To provide the best audio to complement the pictures, your TV should be hooked up to a surround sound system, but this isn't always an option. So, here's what we listen for when testing a TV's speakers:
Bass: Deep, rounded rumbles that don't cause the set to rattle or speakers to distort, cramp or overwhelm the rest of the sound; but that expand when needed.
Vocals: Voices should sound open, rich and clear, not boxed in, nasal or thin.
Trebles: Treble effects should sound clean, rounded and smooth in loud scenes and shouldn't dominate the soundstage.
Soundstage width/depth: A good TV should throw the sound away from the TV, to the sides, forward and back, to give an extra dimension to what's on screen, without losing any coherence.
How many HDMI sockets do I need?
For a living room TV you should be looking for a minimum of 3 HDMI inputs.
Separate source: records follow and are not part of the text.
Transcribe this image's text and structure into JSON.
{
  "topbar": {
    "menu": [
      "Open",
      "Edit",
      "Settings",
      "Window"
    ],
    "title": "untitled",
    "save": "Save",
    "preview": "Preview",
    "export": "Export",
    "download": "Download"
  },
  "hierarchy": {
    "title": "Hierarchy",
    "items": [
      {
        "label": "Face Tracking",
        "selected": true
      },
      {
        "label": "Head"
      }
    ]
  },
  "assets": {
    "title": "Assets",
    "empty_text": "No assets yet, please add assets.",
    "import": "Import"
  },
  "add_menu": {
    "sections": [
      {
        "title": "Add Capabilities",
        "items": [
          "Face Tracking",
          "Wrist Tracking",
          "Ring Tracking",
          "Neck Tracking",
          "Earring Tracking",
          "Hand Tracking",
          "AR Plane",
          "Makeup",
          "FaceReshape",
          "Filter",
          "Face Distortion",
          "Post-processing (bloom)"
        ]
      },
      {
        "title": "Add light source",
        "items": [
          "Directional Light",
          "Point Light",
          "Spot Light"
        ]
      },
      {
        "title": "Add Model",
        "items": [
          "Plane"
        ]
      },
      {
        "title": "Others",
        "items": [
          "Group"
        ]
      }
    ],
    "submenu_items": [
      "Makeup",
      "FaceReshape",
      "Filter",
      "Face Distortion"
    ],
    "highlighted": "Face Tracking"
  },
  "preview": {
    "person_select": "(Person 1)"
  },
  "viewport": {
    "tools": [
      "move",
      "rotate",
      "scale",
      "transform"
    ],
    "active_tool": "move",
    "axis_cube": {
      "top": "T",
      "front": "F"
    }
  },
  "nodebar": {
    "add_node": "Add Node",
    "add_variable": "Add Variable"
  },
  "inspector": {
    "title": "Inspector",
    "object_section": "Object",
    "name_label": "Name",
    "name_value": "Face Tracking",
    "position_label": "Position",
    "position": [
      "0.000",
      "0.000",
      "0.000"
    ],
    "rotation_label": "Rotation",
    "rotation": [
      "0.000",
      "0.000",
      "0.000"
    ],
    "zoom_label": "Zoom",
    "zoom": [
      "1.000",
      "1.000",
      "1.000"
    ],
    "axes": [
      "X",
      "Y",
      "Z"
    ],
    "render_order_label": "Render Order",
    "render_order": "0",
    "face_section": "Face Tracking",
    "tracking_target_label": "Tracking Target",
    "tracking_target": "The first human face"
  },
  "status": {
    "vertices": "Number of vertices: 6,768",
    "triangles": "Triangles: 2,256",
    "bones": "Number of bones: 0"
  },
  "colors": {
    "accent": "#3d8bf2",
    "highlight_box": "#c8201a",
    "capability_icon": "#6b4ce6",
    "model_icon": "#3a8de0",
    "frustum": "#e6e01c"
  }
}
If you want to attach a set-top box as well as games consoles etc, those HDMI ports will fill up fast.
Do I want to hang my TV on the wall?
First off, you'll need to consult a construction expert to check that the wall in question is strong enough to support a flatscreen. Then find out if the set you want is designed to be wall-mounted and, if so, ask if the relevant bracket is included in the basic package or as an optional extra.
Will I be connecting it to a home cinema?
If the answer is no, you might want to think more carefully about your set's audio performance. Look for a screen that can go as loud as you'll need without distortion or cabinet rattle. Consider how dialogue sounds and how much low-end rumble the bass is capable of.
Conversely, it's pointless paying out more cash for exceptional built-in speakers if you already have a decent home cinema system.